Tutorial

The OC GraphEnricher is supposed to accept only graph set objects. To create one:

from oc_ocdm.reader import Reader
from oc_ocdm.graph import GraphSet
from rdflib import Graph

g = Graph()
g = g.parse('../data/test_dump.ttl', format='nt11')

reader = Reader()
g_set = GraphSet(base_iri='https://w3id.org/oc/meta/')
entities = reader.import_entities_from_graph(g_set, g, enable_validation=False, resp_agent='https://w3id.org/oc/meta/prov/pa/2')

Enrichment

At this point, to run the enrichment phase:

from oc_graphenricher.enricher import Enricher

enricher = GraphEnricher(g_set)
enricher.enrich()

You’ll see the progress bar with an estimate of the time needed and the average time spent for each Bibliographic Resource (BR) enriched.

Deduplication

Then, having serialized the enriched graph set, and having read it again as the g_set object, to run the deduplication step do:

from oc_graphenricher.instancematching import InstanceMatching

matcher = InstanceMatching(g_set)
matcher.match()

The match method will run sequentially: - deduplication of Responsible Agents (RAs) - deduplication of Bibliographic Resources (BRs) - deduplication of Identifiers (IDs) - save to file

If you need to, you can also deduplicate one of those independently of each other.

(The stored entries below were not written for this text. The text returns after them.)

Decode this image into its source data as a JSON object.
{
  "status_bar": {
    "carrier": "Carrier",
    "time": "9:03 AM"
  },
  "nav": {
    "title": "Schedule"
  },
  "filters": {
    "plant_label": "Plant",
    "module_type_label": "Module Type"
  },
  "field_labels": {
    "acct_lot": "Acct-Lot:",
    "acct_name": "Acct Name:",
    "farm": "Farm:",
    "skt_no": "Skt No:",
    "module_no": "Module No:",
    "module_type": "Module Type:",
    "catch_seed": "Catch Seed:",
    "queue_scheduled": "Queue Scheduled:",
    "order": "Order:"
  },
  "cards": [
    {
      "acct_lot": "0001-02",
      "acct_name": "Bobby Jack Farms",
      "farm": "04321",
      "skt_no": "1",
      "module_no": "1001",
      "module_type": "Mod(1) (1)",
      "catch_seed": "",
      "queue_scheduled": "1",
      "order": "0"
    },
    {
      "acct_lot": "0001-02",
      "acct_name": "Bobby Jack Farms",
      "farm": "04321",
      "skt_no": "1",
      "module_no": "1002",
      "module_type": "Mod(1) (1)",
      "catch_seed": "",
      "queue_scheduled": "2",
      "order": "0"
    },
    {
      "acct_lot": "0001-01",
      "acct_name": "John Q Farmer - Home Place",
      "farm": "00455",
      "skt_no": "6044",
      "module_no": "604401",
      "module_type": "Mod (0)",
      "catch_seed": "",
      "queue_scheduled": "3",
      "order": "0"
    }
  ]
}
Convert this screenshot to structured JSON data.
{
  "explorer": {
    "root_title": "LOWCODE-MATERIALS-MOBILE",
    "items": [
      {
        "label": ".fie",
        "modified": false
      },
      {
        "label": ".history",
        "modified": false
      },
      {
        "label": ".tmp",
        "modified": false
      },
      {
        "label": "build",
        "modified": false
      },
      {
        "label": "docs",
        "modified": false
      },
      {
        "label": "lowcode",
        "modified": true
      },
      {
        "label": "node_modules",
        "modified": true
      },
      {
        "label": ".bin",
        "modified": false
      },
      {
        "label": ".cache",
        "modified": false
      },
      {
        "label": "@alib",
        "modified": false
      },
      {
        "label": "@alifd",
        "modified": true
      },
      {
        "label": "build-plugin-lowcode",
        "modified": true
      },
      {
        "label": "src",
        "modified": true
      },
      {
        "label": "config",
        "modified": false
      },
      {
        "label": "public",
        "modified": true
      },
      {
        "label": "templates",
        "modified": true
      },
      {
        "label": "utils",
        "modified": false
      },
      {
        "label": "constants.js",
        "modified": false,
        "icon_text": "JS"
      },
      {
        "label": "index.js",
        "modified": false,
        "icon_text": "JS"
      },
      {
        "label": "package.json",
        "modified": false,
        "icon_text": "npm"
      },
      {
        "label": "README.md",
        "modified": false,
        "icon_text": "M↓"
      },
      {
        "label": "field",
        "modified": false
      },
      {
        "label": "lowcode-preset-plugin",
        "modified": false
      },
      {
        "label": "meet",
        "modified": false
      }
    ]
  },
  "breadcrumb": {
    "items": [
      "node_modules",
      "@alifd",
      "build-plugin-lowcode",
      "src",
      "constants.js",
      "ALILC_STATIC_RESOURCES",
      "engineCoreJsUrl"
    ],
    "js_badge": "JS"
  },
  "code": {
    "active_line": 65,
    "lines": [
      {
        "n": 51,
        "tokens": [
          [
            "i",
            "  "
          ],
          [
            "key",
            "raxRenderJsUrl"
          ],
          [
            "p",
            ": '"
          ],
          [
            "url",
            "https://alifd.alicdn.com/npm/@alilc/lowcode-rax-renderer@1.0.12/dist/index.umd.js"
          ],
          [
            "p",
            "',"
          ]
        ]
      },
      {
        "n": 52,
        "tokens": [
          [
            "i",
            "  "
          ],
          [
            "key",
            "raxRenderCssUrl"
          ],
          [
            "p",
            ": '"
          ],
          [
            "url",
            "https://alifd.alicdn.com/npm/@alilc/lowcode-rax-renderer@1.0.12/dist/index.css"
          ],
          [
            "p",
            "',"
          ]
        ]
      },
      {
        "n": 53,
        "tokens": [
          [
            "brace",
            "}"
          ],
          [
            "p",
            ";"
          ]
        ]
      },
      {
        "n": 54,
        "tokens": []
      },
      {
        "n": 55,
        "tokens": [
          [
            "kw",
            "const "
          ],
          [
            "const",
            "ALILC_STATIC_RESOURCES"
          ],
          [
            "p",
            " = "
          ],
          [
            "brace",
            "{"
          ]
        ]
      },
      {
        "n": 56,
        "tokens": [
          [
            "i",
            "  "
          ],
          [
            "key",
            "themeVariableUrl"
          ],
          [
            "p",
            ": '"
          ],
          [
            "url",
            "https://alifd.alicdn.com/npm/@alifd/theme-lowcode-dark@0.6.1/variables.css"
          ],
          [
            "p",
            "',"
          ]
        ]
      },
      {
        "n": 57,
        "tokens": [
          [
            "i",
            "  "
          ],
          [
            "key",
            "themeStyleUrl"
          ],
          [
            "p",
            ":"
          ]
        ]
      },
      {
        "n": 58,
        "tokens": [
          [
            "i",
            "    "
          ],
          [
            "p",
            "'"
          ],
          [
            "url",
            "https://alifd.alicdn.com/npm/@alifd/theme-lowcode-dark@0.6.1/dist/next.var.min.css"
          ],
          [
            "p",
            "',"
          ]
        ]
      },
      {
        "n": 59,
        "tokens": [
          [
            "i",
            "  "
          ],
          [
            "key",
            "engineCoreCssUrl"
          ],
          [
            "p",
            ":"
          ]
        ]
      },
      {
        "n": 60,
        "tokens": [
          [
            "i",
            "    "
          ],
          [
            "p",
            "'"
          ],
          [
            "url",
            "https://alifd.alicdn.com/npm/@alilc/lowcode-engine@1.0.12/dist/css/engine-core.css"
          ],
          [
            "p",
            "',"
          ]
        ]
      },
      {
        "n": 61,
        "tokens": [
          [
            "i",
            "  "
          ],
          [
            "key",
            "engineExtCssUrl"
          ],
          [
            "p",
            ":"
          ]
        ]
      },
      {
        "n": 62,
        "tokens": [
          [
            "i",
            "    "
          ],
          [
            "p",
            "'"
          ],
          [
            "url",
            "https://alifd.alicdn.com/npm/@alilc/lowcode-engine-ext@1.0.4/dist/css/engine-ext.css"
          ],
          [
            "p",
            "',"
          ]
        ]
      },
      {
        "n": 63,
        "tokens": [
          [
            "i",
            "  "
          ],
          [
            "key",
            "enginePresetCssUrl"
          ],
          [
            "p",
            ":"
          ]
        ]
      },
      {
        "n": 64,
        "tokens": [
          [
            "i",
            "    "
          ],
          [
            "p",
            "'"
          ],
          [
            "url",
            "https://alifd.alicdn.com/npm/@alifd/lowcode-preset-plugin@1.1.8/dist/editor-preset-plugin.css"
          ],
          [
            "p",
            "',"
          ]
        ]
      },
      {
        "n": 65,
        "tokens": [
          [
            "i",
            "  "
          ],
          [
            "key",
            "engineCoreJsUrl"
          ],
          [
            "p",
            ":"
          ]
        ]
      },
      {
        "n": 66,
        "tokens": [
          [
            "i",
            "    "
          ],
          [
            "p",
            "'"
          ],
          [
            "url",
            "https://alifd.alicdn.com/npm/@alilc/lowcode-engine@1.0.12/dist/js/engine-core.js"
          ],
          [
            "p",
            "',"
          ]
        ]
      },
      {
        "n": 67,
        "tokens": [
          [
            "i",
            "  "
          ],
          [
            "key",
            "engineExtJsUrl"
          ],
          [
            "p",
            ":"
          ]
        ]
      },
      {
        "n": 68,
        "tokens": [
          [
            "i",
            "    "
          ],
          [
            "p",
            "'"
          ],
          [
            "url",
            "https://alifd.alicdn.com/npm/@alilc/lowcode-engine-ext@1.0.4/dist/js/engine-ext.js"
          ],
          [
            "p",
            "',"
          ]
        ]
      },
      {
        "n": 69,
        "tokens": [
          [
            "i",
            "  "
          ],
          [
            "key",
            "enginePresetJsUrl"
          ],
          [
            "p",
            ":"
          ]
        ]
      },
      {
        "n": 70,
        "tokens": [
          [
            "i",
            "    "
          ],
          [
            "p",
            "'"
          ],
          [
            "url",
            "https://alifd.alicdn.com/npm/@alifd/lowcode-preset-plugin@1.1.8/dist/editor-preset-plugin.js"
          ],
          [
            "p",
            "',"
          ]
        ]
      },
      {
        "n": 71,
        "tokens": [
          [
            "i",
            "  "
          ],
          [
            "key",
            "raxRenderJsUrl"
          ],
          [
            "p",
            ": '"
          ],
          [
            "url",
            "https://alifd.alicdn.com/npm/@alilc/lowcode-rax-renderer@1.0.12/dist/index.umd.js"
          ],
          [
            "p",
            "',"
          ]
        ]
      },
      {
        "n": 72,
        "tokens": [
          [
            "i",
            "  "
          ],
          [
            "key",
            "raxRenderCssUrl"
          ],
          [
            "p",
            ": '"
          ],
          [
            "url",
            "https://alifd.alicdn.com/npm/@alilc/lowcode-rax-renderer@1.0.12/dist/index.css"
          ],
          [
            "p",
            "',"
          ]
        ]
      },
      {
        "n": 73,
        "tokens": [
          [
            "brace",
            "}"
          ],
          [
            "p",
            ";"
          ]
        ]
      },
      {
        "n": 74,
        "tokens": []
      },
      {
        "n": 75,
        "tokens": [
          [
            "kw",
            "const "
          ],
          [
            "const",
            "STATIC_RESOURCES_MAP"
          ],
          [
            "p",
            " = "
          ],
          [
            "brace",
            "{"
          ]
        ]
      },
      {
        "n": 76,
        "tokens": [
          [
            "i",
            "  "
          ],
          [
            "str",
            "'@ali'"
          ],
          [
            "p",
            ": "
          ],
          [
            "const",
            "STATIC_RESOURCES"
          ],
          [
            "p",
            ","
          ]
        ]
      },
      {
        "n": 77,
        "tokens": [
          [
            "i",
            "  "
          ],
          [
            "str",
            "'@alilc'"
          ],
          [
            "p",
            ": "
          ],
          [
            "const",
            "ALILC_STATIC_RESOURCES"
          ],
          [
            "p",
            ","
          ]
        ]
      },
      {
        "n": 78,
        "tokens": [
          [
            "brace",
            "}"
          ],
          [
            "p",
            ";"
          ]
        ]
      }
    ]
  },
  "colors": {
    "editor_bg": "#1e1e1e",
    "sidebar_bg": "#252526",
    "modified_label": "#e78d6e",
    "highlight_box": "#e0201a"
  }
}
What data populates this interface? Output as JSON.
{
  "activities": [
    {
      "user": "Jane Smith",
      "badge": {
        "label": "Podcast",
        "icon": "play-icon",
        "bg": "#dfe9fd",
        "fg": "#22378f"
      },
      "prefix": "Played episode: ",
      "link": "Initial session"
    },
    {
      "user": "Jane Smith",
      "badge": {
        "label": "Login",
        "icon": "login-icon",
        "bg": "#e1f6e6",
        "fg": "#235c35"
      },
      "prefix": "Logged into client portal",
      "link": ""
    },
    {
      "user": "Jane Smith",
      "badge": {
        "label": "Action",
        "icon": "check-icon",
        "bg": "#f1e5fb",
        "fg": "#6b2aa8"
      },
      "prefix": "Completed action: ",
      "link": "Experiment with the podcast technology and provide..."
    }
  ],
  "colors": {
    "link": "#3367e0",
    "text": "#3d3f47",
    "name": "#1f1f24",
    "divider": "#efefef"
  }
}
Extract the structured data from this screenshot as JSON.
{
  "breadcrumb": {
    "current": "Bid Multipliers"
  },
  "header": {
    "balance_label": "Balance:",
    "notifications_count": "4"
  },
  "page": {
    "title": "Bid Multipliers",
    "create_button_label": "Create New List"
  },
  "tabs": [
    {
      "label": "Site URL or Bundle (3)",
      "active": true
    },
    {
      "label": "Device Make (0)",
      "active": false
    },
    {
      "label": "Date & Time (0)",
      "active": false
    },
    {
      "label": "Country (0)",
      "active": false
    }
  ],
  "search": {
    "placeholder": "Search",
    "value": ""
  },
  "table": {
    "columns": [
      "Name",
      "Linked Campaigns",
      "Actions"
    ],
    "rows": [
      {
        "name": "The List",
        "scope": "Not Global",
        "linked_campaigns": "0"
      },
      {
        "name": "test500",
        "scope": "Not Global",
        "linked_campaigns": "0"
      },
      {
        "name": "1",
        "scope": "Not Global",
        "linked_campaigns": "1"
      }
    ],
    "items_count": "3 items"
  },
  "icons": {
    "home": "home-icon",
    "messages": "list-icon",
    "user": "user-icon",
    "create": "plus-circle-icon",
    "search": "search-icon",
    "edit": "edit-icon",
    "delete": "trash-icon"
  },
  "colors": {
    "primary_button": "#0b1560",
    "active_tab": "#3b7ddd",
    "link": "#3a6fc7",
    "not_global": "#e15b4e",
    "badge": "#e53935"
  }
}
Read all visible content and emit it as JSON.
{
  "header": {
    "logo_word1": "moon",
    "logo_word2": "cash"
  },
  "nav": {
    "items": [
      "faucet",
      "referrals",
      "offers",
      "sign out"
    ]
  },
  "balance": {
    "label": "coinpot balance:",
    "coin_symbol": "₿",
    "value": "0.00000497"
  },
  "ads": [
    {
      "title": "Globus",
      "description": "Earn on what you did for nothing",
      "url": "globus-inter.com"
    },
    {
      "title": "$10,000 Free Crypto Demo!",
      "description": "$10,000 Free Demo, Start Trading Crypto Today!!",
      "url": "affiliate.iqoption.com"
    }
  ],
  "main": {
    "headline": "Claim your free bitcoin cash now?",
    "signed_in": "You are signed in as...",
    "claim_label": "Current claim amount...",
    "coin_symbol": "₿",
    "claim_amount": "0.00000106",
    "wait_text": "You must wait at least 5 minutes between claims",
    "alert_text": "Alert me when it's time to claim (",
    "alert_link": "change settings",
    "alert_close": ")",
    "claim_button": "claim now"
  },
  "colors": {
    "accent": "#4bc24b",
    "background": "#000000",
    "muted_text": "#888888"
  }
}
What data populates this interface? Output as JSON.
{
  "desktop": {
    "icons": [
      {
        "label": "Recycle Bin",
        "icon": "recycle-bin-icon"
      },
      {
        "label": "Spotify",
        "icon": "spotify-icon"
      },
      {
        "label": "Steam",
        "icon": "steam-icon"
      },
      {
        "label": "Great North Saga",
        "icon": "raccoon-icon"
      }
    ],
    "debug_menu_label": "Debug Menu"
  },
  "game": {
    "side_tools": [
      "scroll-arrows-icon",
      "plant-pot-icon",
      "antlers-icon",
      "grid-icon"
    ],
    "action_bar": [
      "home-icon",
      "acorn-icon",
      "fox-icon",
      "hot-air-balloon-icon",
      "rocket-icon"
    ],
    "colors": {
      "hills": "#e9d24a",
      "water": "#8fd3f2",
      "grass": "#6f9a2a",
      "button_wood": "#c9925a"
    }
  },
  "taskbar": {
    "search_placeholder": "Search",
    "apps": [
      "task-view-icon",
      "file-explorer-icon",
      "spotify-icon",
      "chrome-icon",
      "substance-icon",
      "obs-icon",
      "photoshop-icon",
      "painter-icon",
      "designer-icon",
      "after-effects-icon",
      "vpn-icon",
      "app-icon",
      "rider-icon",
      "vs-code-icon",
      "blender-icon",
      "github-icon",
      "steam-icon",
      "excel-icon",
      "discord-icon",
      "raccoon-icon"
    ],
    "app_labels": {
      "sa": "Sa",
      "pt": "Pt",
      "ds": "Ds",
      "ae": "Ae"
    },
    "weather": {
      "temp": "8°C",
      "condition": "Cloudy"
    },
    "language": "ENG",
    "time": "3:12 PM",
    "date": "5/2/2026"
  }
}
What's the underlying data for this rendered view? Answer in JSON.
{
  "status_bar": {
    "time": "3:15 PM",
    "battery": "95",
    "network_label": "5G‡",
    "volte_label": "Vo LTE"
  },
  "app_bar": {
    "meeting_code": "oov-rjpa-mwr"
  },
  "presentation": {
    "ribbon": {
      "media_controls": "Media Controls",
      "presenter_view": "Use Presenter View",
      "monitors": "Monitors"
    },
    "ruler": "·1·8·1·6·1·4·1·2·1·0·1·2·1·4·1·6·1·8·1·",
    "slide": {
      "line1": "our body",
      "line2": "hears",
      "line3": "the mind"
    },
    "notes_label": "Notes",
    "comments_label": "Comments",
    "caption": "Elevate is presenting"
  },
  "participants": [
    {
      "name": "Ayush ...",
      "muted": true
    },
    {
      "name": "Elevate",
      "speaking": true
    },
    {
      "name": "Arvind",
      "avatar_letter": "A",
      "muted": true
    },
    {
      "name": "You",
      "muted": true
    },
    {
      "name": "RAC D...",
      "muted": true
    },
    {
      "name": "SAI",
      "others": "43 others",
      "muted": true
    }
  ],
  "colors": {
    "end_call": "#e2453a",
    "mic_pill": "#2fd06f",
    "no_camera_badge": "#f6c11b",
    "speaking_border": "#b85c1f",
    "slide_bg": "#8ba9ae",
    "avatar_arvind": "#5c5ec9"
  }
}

To deduplicate Responsible Agents (RAs):

from oc_graphenricher.instancematching import InstanceMatching

matcher = InstanceMatching(g_set)
matcher.instance_matching_ra()
matcher.save()

To deduplicate Bibliographic Resources (BRs):

from oc_graphenricher.instancematching import InstanceMatching

matcher = InstanceMatching(g_set)
matcher.instance_matching_br()
matcher.save()

To deduplicate Identifiers (IDs):

from oc_graphenricher.instancematching import InstanceMatching

matcher = InstanceMatching(g_set)
matcher.instance_matching_id()
matcher.save()